A Canadian-headquartered mining company is seeking at least $20 billion through international arbitration in the wake of the shutdown of its copper mine in Panama.
The CEO of First Quantum Minerals Ltd. said Wednesday that arbitration is not the company’s first choice and that it continues to hope it can reach a satisfactory solution with the government of Panama regarding the future of the Cobre Panamá mine.
But Tristan Pascall told analysts on a fourth-quarter conference call that the company commenced the arbitration process under the terms of the free-trade agreement between Canada and Panama as well as through the International Chamber of Commerce’s International Court of Arbitration.
“We have provided a minimum value we saw in those proceedings of $20 billion, reflecting an estimated fair market value of the initial investments,” Pascall said.

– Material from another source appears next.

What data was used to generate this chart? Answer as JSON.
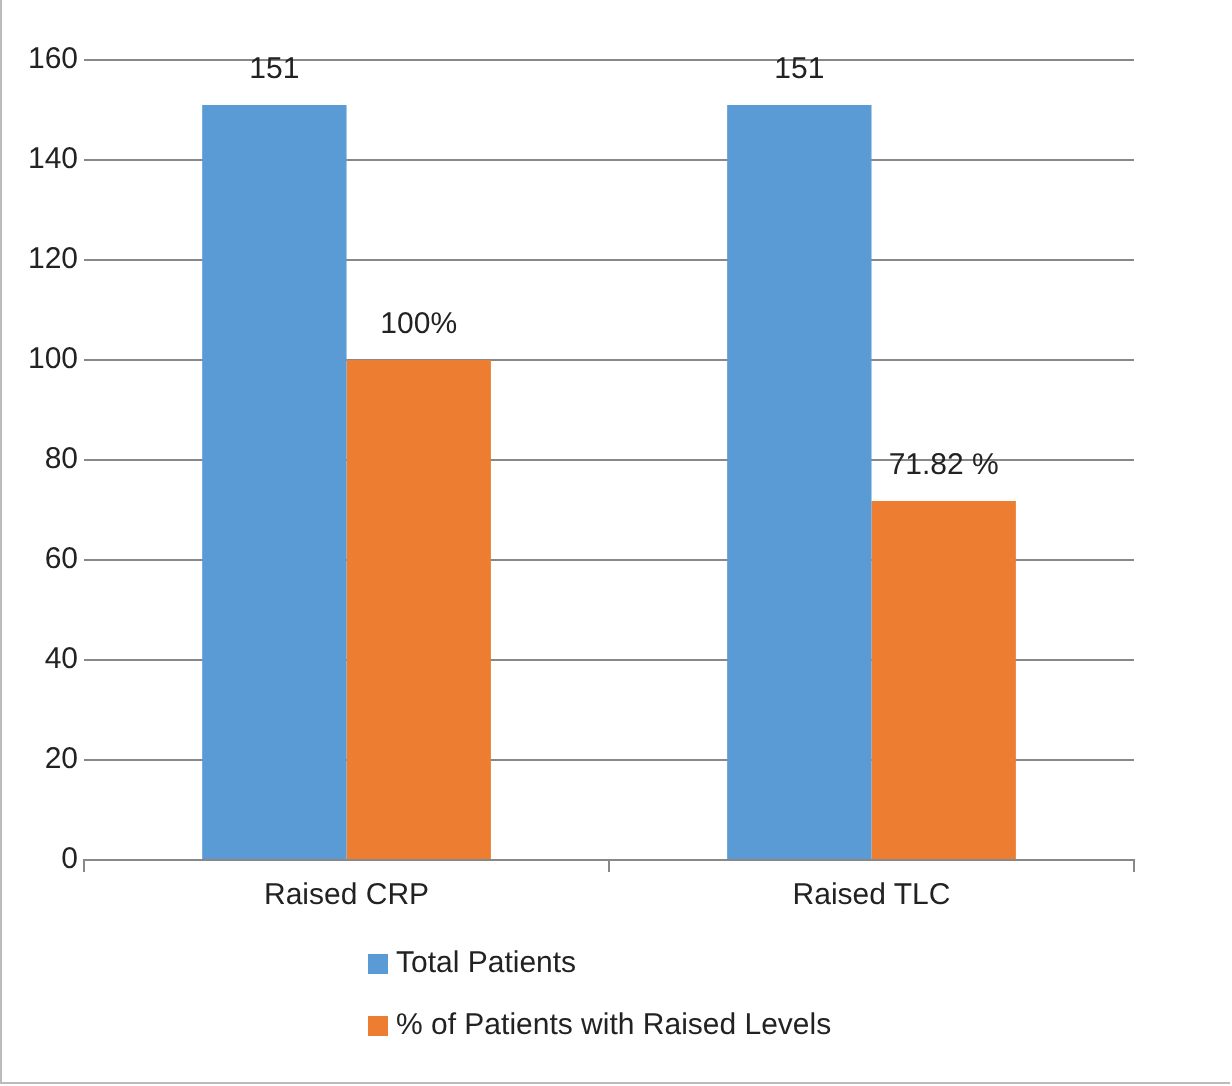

“But in reality, with damages and interest, it could be very much higher.”
First Quantum suspended production at its open-pit Cobre Panamá mine at the end of November after Panama’s Supreme Court ruled that a 20-year contract allowing for its operation in the country was unconstitutional.
The mine had been the focus of ongoing blockades and widespread protest by nationalists and environmentalists concerned about its impact in a delicate jungle ecosystem.

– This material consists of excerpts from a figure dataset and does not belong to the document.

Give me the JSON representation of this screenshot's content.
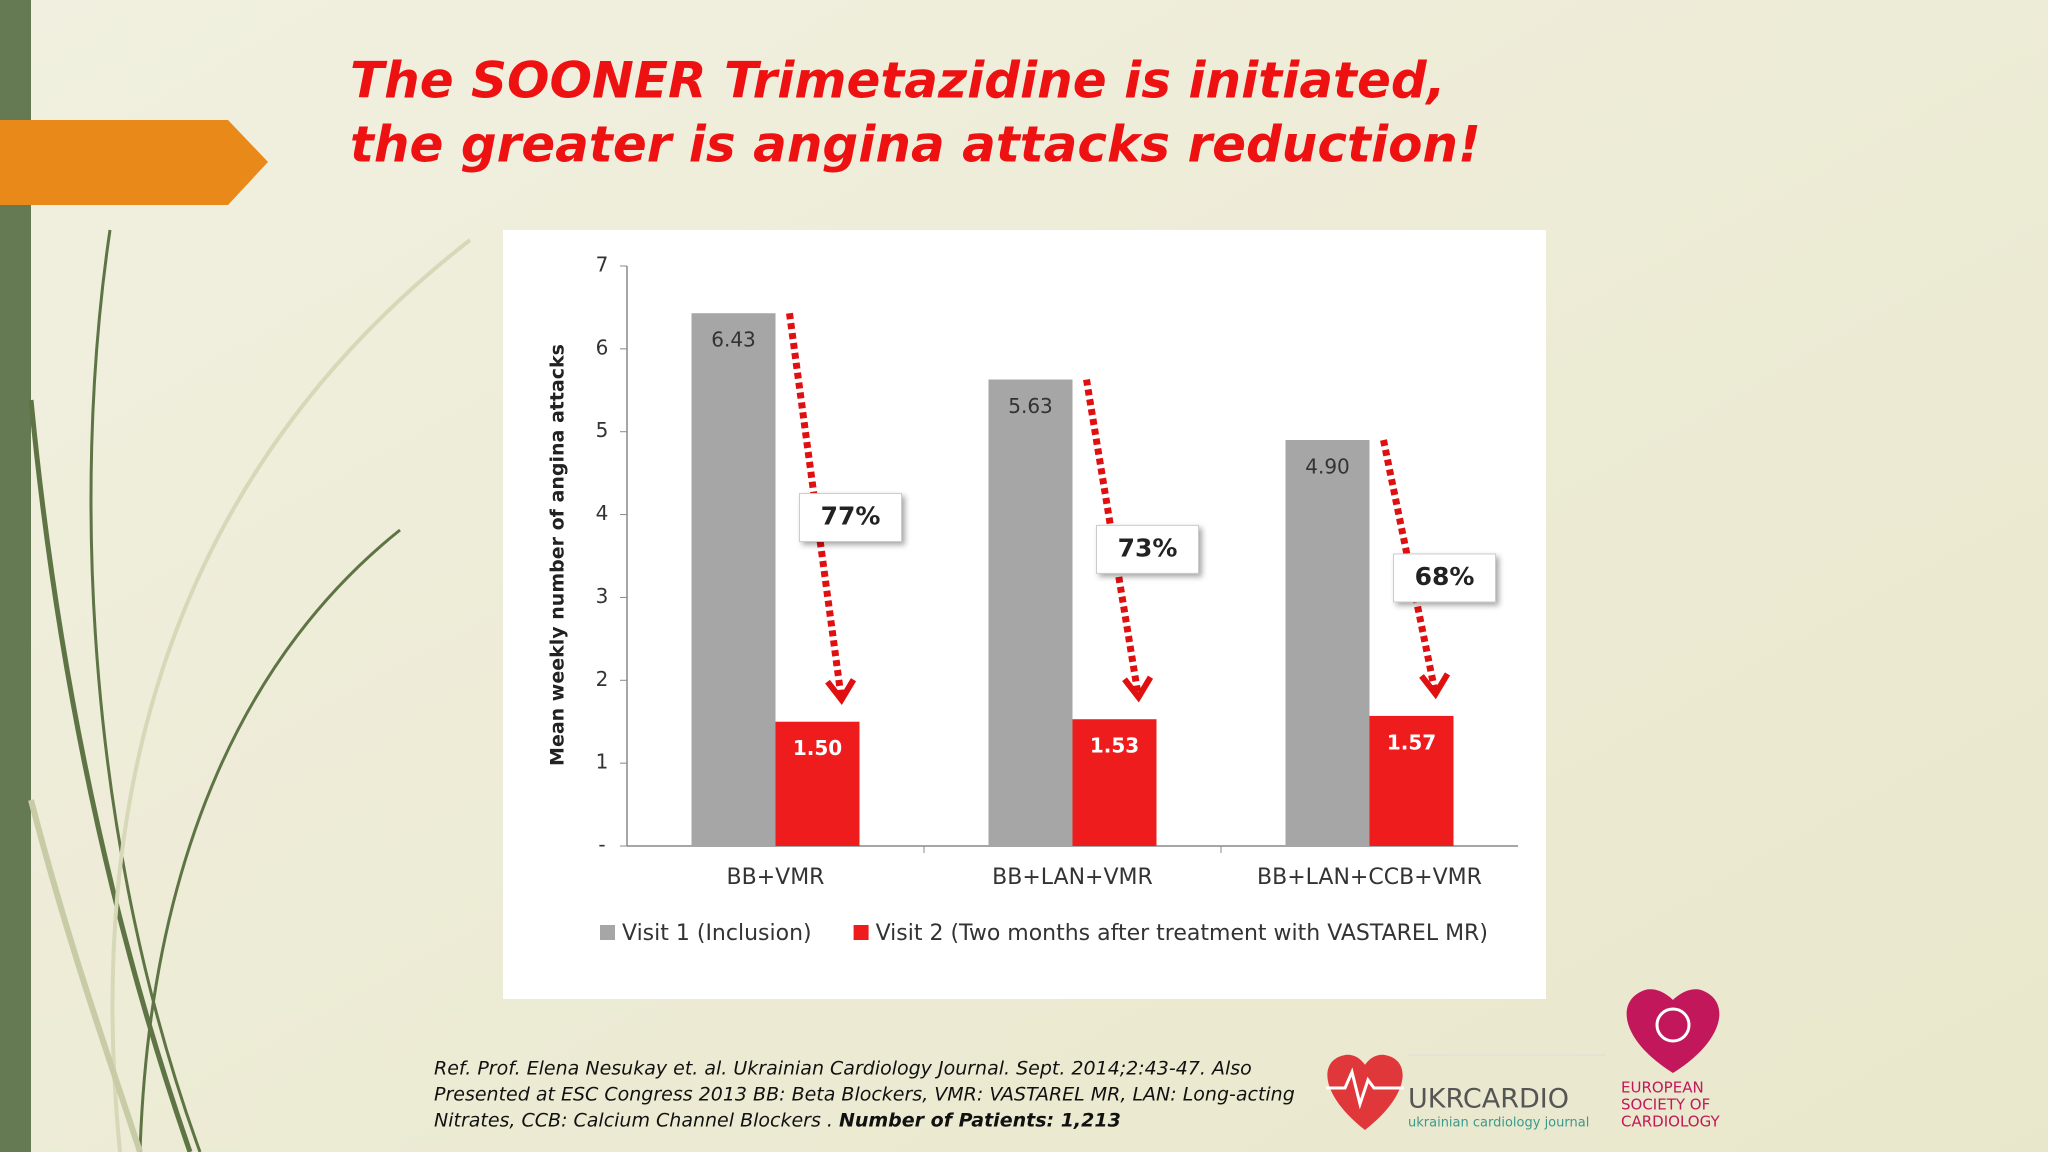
{
  "slide": {
    "title_line1": "The SOONER Trimetazidine is initiated,",
    "title_line2": "the greater is angina attacks reduction!",
    "reference_lines": [
      "Ref. Prof. Elena Nesukay et. al. Ukrainian Cardiology Journal. Sept. 2014;2:43-47.  Also",
      "Presented at ESC Congress 2013 BB: Beta Blockers, VMR: VASTAREL MR, LAN: Long-acting",
      "Nitrates, CCB: Calcium Channel Blockers ."
    ],
    "reference_bold": "Number of Patients: 1,213",
    "logo1_name": "UKRCARDIO",
    "logo1_subtitle": "ukrainian cardiology journal",
    "logo2_lines": [
      "EUROPEAN",
      "SOCIETY OF",
      "CARDIOLOGY"
    ]
  },
  "chart_data": {
    "type": "bar",
    "y_label": "Mean weekly number of angina attacks",
    "categories": [
      "BB+VMR",
      "BB+LAN+VMR",
      "BB+LAN+CCB+VMR"
    ],
    "series": [
      {
        "name": "Visit 1 (Inclusion)",
        "color": "#a6a6a6",
        "values": [
          6.43,
          5.63,
          4.9
        ],
        "value_labels": [
          "6.43",
          "5.63",
          "4.90"
        ]
      },
      {
        "name": "Visit 2 (Two months after treatment with VASTAREL MR)",
        "color": "#ee1c1c",
        "values": [
          1.5,
          1.53,
          1.57
        ],
        "value_labels": [
          "1.50",
          "1.53",
          "1.57"
        ]
      }
    ],
    "annotations": [
      "77%",
      "73%",
      "68%"
    ],
    "ylim": [
      0,
      7
    ],
    "yticks": [
      {
        "value": 0,
        "label": "-"
      },
      1,
      2,
      3,
      4,
      5,
      6,
      7
    ],
    "legend": "bottom"
  }
}
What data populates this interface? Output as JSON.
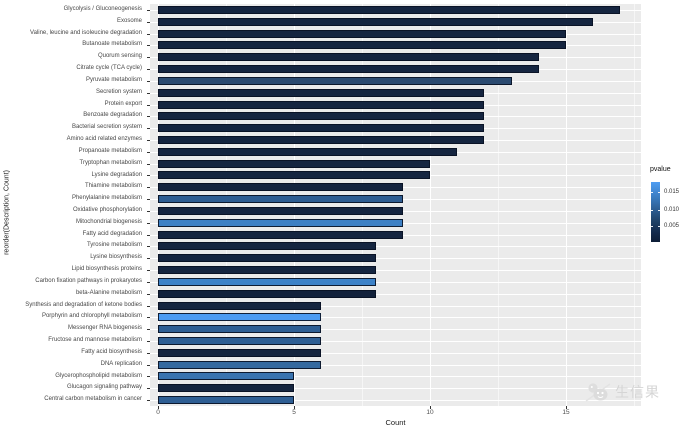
{
  "figure": {
    "x_axis_title": "Count",
    "y_axis_title": "reorder(Description, Count)"
  },
  "legend": {
    "title": "pvalue",
    "tick_labels": [
      "0.015",
      "0.010",
      "0.005"
    ],
    "gradient_top_color": "#4f9df2",
    "gradient_bottom_color": "#0d1d36"
  },
  "watermark": {
    "text": "生信果"
  },
  "chart_data": {
    "type": "bar",
    "orientation": "horizontal",
    "title": "",
    "xlabel": "Count",
    "ylabel": "reorder(Description, Count)",
    "xlim": [
      0,
      17.5
    ],
    "x_major_ticks": [
      0,
      5,
      10,
      15
    ],
    "x_minor_ticks": [
      2.5,
      7.5,
      12.5,
      17.5
    ],
    "grid": true,
    "panel_bg": "#ebebeb",
    "legend": {
      "title": "pvalue",
      "position": "right",
      "ticks": [
        0.015,
        0.01,
        0.005
      ],
      "range": [
        0,
        0.018
      ]
    },
    "categories": [
      "Glycolysis / Gluconeogenesis",
      "Exosome",
      "Valine, leucine and isoleucine degradation",
      "Butanoate metabolism",
      "Quorum sensing",
      "Citrate cycle (TCA cycle)",
      "Pyruvate metabolism",
      "Secretion system",
      "Protein export",
      "Benzoate degradation",
      "Bacterial secretion system",
      "Amino acid related enzymes",
      "Propanoate metabolism",
      "Tryptophan metabolism",
      "Lysine degradation",
      "Thiamine metabolism",
      "Phenylalanine metabolism",
      "Oxidative phosphorylation",
      "Mitochondrial biogenesis",
      "Fatty acid degradation",
      "Tyrosine metabolism",
      "Lysine biosynthesis",
      "Lipid biosynthesis proteins",
      "Carbon fixation pathways in prokaryotes",
      "beta-Alanine metabolism",
      "Synthesis and degradation of ketone bodies",
      "Porphyrin and chlorophyll metabolism",
      "Messenger RNA biogenesis",
      "Fructose and mannose metabolism",
      "Fatty acid biosynthesis",
      "DNA replication",
      "Glycerophospholipid metabolism",
      "Glucagon signaling pathway",
      "Central carbon metabolism in cancer"
    ],
    "values": [
      17,
      16,
      15,
      15,
      14,
      14,
      13,
      12,
      12,
      12,
      12,
      12,
      11,
      10,
      10,
      9,
      9,
      9,
      9,
      9,
      8,
      8,
      8,
      8,
      8,
      6,
      6,
      6,
      6,
      6,
      6,
      5,
      5,
      5
    ],
    "pvalues_approx": [
      0.001,
      0.001,
      0.001,
      0.001,
      0.001,
      0.001,
      0.005,
      0.001,
      0.001,
      0.001,
      0.001,
      0.001,
      0.001,
      0.001,
      0.001,
      0.001,
      0.009,
      0.001,
      0.014,
      0.001,
      0.001,
      0.001,
      0.001,
      0.014,
      0.001,
      0.001,
      0.017,
      0.009,
      0.009,
      0.001,
      0.01,
      0.011,
      0.001,
      0.009
    ],
    "bar_colors": [
      "#152540",
      "#152540",
      "#152540",
      "#152540",
      "#152540",
      "#152540",
      "#2b4a70",
      "#152540",
      "#152540",
      "#152540",
      "#152540",
      "#152540",
      "#152540",
      "#152540",
      "#152540",
      "#152540",
      "#2e5d92",
      "#152540",
      "#3d80c4",
      "#152540",
      "#152540",
      "#152540",
      "#152540",
      "#3d82c8",
      "#12213b",
      "#15253f",
      "#4c9bf2",
      "#2e5e93",
      "#2e5e93",
      "#15253f",
      "#35699f",
      "#3a74b0",
      "#15253f",
      "#2e5e93"
    ]
  }
}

The shutdown has had a devastating effect on First Quantum, which has said that it could take up to a decade for the company to implement the inspections, planning and environmental stability measures required by the country’s government.

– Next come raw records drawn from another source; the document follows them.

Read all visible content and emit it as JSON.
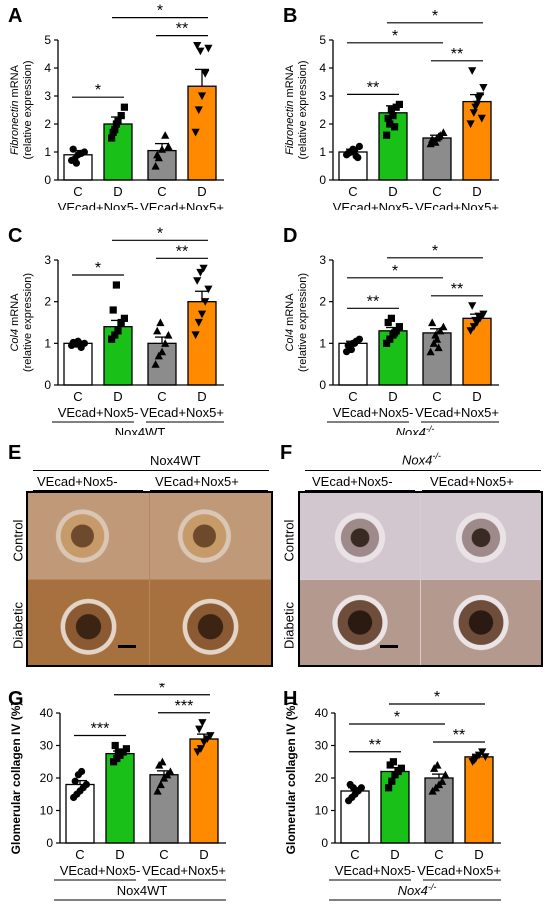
{
  "colors": {
    "C": "#ffffff",
    "D_minus": "#18c018",
    "C_plus": "#8c8c8c",
    "D_plus": "#ff8a00"
  },
  "categories": [
    "C",
    "D",
    "C",
    "D"
  ],
  "groups": [
    "VEcad+Nox5-",
    "VEcad+Nox5+"
  ],
  "chart_data": [
    {
      "panel": "A",
      "type": "bar",
      "ylabel_gene": "Fibronectin",
      "ylabel_unit": "mRNA",
      "ylabel_sub": "(relative expression)",
      "yticks": [
        "0",
        "1",
        "2",
        "3",
        "4",
        "5"
      ],
      "ylim": [
        0,
        5
      ],
      "genotype": "Nox4WT",
      "values": [
        0.9,
        2.0,
        1.05,
        3.35
      ],
      "errors": [
        0.15,
        0.25,
        0.25,
        0.6
      ],
      "points": [
        [
          0.7,
          0.75,
          0.9,
          0.95,
          1.0,
          1.1,
          0.6
        ],
        [
          1.5,
          1.8,
          2.1,
          2.3,
          2.6,
          1.7,
          2.0
        ],
        [
          0.5,
          0.8,
          1.1,
          1.6,
          1.2,
          0.9
        ],
        [
          1.7,
          2.5,
          3.0,
          3.8,
          4.7,
          4.8,
          4.6
        ]
      ],
      "annotations": [
        {
          "from": 0,
          "to": 1,
          "label": "*"
        },
        {
          "from": 2,
          "to": 3,
          "label": "**"
        },
        {
          "from": 1,
          "to": 3,
          "label": "*"
        }
      ]
    },
    {
      "panel": "B",
      "type": "bar",
      "ylabel_gene": "Fibronectin",
      "ylabel_unit": "mRNA",
      "ylabel_sub": "(relative expression)",
      "yticks": [
        "0",
        "1",
        "2",
        "3",
        "4",
        "5"
      ],
      "ylim": [
        0,
        5
      ],
      "genotype": "Nox4",
      "values": [
        1.0,
        2.4,
        1.5,
        2.8
      ],
      "errors": [
        0.1,
        0.25,
        0.1,
        0.25
      ],
      "points": [
        [
          0.9,
          1.0,
          1.1,
          0.85,
          1.2,
          0.95,
          1.0,
          1.05,
          0.8
        ],
        [
          1.6,
          2.0,
          2.3,
          2.6,
          2.7,
          2.2,
          2.5,
          1.9
        ],
        [
          1.3,
          1.4,
          1.5,
          1.6,
          1.7,
          1.45,
          1.35,
          1.55
        ],
        [
          2.0,
          2.4,
          2.7,
          3.0,
          3.3,
          3.9,
          2.6,
          2.9,
          2.2
        ]
      ],
      "annotations": [
        {
          "from": 0,
          "to": 1,
          "label": "**"
        },
        {
          "from": 2,
          "to": 3,
          "label": "**"
        },
        {
          "from": 0,
          "to": 2,
          "label": "*"
        },
        {
          "from": 1,
          "to": 3,
          "label": "*"
        }
      ]
    },
    {
      "panel": "C",
      "type": "bar",
      "ylabel_gene": "Col4",
      "ylabel_unit": "mRNA",
      "ylabel_sub": "(relative expression)",
      "yticks": [
        "0",
        "1",
        "2",
        "3"
      ],
      "ylim": [
        0,
        3
      ],
      "genotype": "Nox4WT",
      "values": [
        1.0,
        1.4,
        1.0,
        2.0
      ],
      "errors": [
        0.05,
        0.15,
        0.15,
        0.25
      ],
      "points": [
        [
          0.95,
          1.0,
          1.05,
          0.9,
          1.0,
          1.02,
          0.98
        ],
        [
          1.1,
          1.2,
          1.3,
          1.5,
          1.6,
          1.8,
          2.4
        ],
        [
          0.5,
          0.7,
          0.8,
          1.0,
          1.2,
          1.3,
          1.5
        ],
        [
          1.2,
          1.5,
          1.7,
          2.0,
          2.3,
          2.5,
          2.7,
          2.8
        ]
      ],
      "annotations": [
        {
          "from": 0,
          "to": 1,
          "label": "*"
        },
        {
          "from": 2,
          "to": 3,
          "label": "**"
        },
        {
          "from": 1,
          "to": 3,
          "label": "*"
        }
      ]
    },
    {
      "panel": "D",
      "type": "bar",
      "ylabel_gene": "Col4",
      "ylabel_unit": "mRNA",
      "ylabel_sub": "(relative expression)",
      "yticks": [
        "0",
        "1",
        "2",
        "3"
      ],
      "ylim": [
        0,
        3
      ],
      "genotype": "Nox4",
      "values": [
        1.0,
        1.3,
        1.25,
        1.6
      ],
      "errors": [
        0.05,
        0.08,
        0.1,
        0.1
      ],
      "points": [
        [
          0.8,
          0.9,
          1.0,
          1.05,
          1.1,
          0.95,
          0.85,
          1.0
        ],
        [
          1.0,
          1.1,
          1.2,
          1.3,
          1.4,
          1.5,
          1.6,
          1.25
        ],
        [
          0.8,
          1.0,
          1.1,
          1.3,
          1.4,
          1.5,
          1.2,
          0.9
        ],
        [
          1.3,
          1.4,
          1.5,
          1.6,
          1.7,
          1.9,
          1.55,
          1.65
        ]
      ],
      "annotations": [
        {
          "from": 0,
          "to": 1,
          "label": "**"
        },
        {
          "from": 2,
          "to": 3,
          "label": "**"
        },
        {
          "from": 0,
          "to": 2,
          "label": "*"
        },
        {
          "from": 1,
          "to": 3,
          "label": "*"
        }
      ]
    },
    {
      "panel": "G",
      "type": "bar",
      "ylabel": "Glomerular collagen IV (%)",
      "yticks": [
        "0",
        "10",
        "20",
        "30",
        "40"
      ],
      "ylim": [
        0,
        40
      ],
      "genotype": "Nox4WT",
      "values": [
        18.0,
        27.5,
        21.0,
        32.0
      ],
      "errors": [
        1.2,
        0.8,
        1.2,
        1.5
      ],
      "points": [
        [
          14,
          15,
          16,
          17,
          18,
          19,
          21,
          22
        ],
        [
          25,
          26,
          27,
          28,
          29,
          30,
          28
        ],
        [
          16,
          18,
          20,
          21,
          22,
          24,
          25
        ],
        [
          28,
          29,
          31,
          32,
          33,
          35,
          37
        ]
      ],
      "annotations": [
        {
          "from": 0,
          "to": 1,
          "label": "***"
        },
        {
          "from": 2,
          "to": 3,
          "label": "***"
        },
        {
          "from": 1,
          "to": 3,
          "label": "*"
        }
      ]
    },
    {
      "panel": "H",
      "type": "bar",
      "ylabel": "Glomerular collagen IV (%)",
      "yticks": [
        "0",
        "10",
        "20",
        "30",
        "40"
      ],
      "ylim": [
        0,
        40
      ],
      "genotype": "Nox4",
      "values": [
        16.0,
        22.0,
        20.0,
        26.5
      ],
      "errors": [
        1.0,
        1.2,
        1.2,
        0.8
      ],
      "points": [
        [
          13,
          14,
          15,
          16,
          17,
          18,
          17
        ],
        [
          17,
          19,
          21,
          22,
          23,
          24,
          25
        ],
        [
          16,
          17,
          18,
          19,
          21,
          23,
          24
        ],
        [
          25,
          26,
          27,
          28,
          26.5,
          25.5
        ]
      ],
      "annotations": [
        {
          "from": 0,
          "to": 1,
          "label": "**"
        },
        {
          "from": 2,
          "to": 3,
          "label": "**"
        },
        {
          "from": 0,
          "to": 2,
          "label": "*"
        },
        {
          "from": 1,
          "to": 3,
          "label": "*"
        }
      ]
    }
  ],
  "histology": {
    "E": {
      "genotype": "Nox4WT",
      "columns": [
        "VEcad+Nox5-",
        "VEcad+Nox5+"
      ],
      "rows": [
        "Control",
        "Diabetic"
      ]
    },
    "F": {
      "genotype": "Nox4",
      "genotype_sup": "-/-",
      "columns": [
        "VEcad+Nox5-",
        "VEcad+Nox5+"
      ],
      "rows": [
        "Control",
        "Diabetic"
      ]
    }
  },
  "panel_labels": {
    "A": "A",
    "B": "B",
    "C": "C",
    "D": "D",
    "E": "E",
    "F": "F",
    "G": "G",
    "H": "H"
  },
  "sup_ko": "-/-"
}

In the meantime, the company has said it will cost between US$15 million and US$20 million per month to safely maintain the site while it is shut down.
In the fourth quarter, the blockade around the mine impacted First Quantum’s ability to ship approximately 121,000 tonnes of copper concentrate, which had been produced prior to the Supreme Court ruling. As a result, the company’s revenue declined 40 per cent in the quarter to $1.2 billion.
First Quantum Minerals Ltd. reported a net loss for the quarter of US$1.45 billion, and warned in its earnings release that the situation in Panama has impacted the company’s earnings potential to the point that its ability to continue operating could be threatened within the next 12 months.
But Pascall said the company is confident in a number of initiatives it has undertaken to bolster its finances and protect against this risk, including the signing of a US$500-million copper prepay arrangement. The company is also aiming to sell off minor assets and shares in major ones, and is working with lenders to amend and extend its loan facilities.
“We have a long relationship with our lending banks, and there’s a high degree of alignment among parties, and we expect to provide updates to the market in short order,” he said.